Price: £60 for 50ml from the Crystal Clear website; £120 per 100ml
Final score: 5/10 – too concentrated for use with Roaccutane
Benecos Natural Day Cream Q10
What’s it supposed to do? ‘A light textured facial moisturiser which contains hyaluronic acid and Q10 to help replenish the skin providing moisture to brighten, tighten and soothe the skin’
Does it work? I love the way this creamy, ivory coloured moisturiser melts onto your skin. Rather than light textured, I found it quite rich compared to some of the other moisturisers, but in a really good way. Maybe it’s because while I tested it the weather was swelteringly hot, but this cream slides over the skin beautifully, giving a dewy look that gradually absorbs, taking with it all traces of Roaccutane-caused dryness or flakiness on my face. Overall I was very impressed, and I think it’s rare to find a moisturiser that contains super-moisturising hyaluronic acid and Q10 (an antioxidant which gets depleted over the age of thirty) in the sub-£10 price bracket.
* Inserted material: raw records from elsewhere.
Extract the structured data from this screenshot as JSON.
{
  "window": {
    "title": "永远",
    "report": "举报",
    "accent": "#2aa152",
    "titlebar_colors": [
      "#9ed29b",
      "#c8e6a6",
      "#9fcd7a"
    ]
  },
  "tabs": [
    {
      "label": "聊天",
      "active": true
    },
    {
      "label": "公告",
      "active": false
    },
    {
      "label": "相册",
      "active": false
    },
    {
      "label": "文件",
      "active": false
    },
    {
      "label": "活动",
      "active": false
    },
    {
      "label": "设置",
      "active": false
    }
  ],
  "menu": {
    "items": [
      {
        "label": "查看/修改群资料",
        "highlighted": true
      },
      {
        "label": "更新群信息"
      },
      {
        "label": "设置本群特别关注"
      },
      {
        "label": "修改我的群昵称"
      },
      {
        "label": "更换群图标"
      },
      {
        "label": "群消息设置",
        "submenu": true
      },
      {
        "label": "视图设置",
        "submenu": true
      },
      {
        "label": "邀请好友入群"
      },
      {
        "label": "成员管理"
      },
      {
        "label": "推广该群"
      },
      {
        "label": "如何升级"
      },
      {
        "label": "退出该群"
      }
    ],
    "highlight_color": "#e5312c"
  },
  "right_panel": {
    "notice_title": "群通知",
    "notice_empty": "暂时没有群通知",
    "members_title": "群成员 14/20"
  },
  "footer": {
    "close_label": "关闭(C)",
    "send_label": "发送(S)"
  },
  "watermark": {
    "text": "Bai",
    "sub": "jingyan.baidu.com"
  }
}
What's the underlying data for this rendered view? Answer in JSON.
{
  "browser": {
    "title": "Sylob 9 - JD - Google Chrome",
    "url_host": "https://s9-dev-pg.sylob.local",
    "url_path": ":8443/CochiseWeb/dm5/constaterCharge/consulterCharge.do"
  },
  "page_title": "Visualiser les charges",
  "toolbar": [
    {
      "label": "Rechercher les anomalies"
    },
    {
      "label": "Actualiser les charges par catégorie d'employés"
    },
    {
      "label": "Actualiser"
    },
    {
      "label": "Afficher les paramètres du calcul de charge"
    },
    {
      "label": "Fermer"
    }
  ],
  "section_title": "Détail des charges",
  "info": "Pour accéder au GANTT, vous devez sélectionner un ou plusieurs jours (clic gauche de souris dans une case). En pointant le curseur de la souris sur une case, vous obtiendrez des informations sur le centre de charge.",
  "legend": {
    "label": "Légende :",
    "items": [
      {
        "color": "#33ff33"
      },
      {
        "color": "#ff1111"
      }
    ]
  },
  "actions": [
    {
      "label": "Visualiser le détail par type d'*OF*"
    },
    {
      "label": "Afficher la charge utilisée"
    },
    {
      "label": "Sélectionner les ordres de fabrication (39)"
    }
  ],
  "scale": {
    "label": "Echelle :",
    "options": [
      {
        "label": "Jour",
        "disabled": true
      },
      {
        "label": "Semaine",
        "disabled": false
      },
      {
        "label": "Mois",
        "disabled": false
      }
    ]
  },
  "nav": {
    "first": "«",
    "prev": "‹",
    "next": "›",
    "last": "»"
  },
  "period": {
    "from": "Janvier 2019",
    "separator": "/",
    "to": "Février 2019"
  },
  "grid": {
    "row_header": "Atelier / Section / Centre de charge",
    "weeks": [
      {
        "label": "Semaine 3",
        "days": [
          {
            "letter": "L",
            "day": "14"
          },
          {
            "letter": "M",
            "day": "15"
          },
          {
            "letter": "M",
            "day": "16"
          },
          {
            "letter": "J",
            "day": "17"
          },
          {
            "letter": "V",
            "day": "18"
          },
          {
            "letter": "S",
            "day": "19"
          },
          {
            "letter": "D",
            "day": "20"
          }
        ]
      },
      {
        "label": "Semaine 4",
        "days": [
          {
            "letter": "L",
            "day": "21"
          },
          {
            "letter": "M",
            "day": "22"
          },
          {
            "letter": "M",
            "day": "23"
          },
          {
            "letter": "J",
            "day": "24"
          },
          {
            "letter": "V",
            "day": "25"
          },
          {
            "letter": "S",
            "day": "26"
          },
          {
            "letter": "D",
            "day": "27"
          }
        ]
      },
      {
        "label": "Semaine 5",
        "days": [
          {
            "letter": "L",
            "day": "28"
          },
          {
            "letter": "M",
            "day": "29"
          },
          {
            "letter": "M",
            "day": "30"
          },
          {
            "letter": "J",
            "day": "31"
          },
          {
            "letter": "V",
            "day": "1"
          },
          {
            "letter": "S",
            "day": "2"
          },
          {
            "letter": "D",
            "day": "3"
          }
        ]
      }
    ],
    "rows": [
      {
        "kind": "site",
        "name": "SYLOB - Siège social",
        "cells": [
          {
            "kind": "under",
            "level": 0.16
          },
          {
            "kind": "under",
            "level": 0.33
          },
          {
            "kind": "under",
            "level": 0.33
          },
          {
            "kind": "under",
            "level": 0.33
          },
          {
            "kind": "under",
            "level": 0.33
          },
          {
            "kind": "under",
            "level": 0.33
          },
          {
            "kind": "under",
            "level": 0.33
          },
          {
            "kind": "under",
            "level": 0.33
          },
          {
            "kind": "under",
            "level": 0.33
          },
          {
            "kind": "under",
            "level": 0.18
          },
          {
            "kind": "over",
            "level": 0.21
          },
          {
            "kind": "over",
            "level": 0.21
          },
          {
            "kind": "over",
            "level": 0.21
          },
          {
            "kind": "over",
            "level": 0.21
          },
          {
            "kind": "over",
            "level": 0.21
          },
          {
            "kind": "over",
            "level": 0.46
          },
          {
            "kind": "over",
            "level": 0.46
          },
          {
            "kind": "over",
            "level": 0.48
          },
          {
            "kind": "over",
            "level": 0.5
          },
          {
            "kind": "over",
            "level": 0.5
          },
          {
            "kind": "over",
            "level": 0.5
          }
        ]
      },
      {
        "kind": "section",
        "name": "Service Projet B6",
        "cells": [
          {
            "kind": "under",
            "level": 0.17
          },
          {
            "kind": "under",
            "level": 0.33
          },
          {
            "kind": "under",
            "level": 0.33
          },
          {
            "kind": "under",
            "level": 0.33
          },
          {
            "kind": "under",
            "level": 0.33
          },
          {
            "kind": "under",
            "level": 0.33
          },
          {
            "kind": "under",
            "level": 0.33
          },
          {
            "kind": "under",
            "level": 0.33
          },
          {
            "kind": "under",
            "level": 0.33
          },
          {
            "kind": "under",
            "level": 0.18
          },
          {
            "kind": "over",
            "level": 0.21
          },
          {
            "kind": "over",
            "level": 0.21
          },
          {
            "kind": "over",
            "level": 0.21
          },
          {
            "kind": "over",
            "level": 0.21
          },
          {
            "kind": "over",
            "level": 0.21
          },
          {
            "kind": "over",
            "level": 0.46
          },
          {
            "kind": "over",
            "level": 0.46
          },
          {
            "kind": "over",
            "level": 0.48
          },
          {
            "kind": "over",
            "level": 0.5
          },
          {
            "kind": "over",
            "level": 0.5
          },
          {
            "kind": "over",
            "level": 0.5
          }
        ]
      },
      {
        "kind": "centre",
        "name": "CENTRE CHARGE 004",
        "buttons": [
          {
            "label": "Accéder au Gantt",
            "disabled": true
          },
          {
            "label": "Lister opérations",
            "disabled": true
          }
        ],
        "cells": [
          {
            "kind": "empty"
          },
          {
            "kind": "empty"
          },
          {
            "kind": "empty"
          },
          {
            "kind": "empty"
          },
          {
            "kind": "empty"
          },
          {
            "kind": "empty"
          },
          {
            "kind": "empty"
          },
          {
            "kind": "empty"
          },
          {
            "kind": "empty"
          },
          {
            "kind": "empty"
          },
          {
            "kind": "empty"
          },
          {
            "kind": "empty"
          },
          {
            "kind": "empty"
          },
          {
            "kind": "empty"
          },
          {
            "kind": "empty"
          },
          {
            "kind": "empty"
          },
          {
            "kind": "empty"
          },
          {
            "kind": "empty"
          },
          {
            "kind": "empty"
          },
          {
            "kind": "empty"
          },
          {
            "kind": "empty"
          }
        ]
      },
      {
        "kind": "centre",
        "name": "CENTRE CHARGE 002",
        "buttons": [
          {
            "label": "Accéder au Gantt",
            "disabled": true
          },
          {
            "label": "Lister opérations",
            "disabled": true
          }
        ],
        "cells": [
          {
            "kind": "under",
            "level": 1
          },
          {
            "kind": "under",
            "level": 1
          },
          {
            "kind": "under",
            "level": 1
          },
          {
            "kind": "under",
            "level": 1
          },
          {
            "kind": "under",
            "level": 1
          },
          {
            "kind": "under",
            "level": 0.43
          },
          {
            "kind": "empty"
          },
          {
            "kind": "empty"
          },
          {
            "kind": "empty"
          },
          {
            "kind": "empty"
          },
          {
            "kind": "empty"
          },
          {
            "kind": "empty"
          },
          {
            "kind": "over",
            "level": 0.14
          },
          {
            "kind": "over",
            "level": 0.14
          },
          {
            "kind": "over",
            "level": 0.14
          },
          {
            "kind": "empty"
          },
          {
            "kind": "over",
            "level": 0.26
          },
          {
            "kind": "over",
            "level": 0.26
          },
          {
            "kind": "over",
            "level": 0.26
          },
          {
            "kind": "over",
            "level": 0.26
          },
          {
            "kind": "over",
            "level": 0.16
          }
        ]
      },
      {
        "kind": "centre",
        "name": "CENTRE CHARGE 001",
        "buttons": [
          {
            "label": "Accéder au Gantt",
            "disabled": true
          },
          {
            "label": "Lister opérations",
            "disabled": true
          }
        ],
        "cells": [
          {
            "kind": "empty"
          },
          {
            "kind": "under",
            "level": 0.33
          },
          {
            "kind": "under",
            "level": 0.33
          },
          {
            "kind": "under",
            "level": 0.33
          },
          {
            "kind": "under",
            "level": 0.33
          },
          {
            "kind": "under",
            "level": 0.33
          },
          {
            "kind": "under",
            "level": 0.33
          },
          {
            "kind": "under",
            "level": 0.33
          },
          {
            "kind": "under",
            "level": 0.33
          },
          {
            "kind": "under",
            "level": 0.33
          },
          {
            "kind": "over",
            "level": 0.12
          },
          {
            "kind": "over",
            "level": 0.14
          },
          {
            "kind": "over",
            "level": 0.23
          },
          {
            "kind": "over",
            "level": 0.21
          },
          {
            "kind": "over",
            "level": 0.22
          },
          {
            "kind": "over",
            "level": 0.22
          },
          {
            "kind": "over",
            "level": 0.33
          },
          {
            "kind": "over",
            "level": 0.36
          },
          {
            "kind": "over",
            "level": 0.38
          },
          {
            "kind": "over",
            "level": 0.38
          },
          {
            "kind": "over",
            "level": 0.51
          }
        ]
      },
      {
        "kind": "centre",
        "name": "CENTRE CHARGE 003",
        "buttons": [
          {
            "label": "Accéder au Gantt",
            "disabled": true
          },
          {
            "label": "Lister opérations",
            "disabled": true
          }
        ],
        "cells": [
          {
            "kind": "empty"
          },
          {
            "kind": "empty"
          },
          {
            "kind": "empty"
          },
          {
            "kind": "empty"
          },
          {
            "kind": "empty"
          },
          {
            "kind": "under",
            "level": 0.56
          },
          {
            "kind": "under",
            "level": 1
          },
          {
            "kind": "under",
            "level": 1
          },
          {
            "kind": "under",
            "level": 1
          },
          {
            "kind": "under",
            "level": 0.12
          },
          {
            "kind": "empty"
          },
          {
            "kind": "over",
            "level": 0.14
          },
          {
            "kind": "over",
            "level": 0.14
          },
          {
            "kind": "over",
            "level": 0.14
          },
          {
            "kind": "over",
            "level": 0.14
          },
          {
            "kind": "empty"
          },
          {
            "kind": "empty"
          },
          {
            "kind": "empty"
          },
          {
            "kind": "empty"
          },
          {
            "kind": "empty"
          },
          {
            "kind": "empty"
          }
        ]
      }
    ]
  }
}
Price: £5.95 for 50ml from the Benecos website; £11.90 for 100ml
Final score: 9/10 – excellent quality for the price
Skin Repair All Over Me
What’s it supposed to do? ‘An intensive moisturiser, containing Evening Primrose Oil, for extremely dehydrated and irritated skin. Its skin similar ingredients will help to strengthen and protect the skin whilst its additional skin loving components help reduce scaling, itches and rashes.’
Does it work? The light silky consistency makes this feel like a cream moisturiser, but on application it melts into the skin and feels more like a balm. In the morning it’s a little bit too slick to use under my make up, but as a night cream it’s incredibly effective, absorbing any dryness and leaving a protective layer to lock in hydration overnight. A very good match for Roaccutane-related dry skin.
Price: £24.99 for 50ml from the Skin Repair website; £49.98 for 100ml
Final score: 8/10 – particularly good overnight
As with my tests on cleansers, I found that price made a big difference in my ratings for moisturisers. Being a pretty frugal person myself (generally, I’d rather put money away for a house deposit than spend it on beauty products) I had hoped price wouldn’t make a difference but it turns out the more expensive products are generally better. In this case, there are two winners. My overall favourite was the H2O+ Face Oasis Ultra Hydrator, a supremely great moisturiser. If that’s out of your price range, the Benecos Natural Day Cream Q10 is also really effective and afforable too. So my advice is, if you’re looking for an excellent day cream to use with Roaccutane, buy the best you can afford.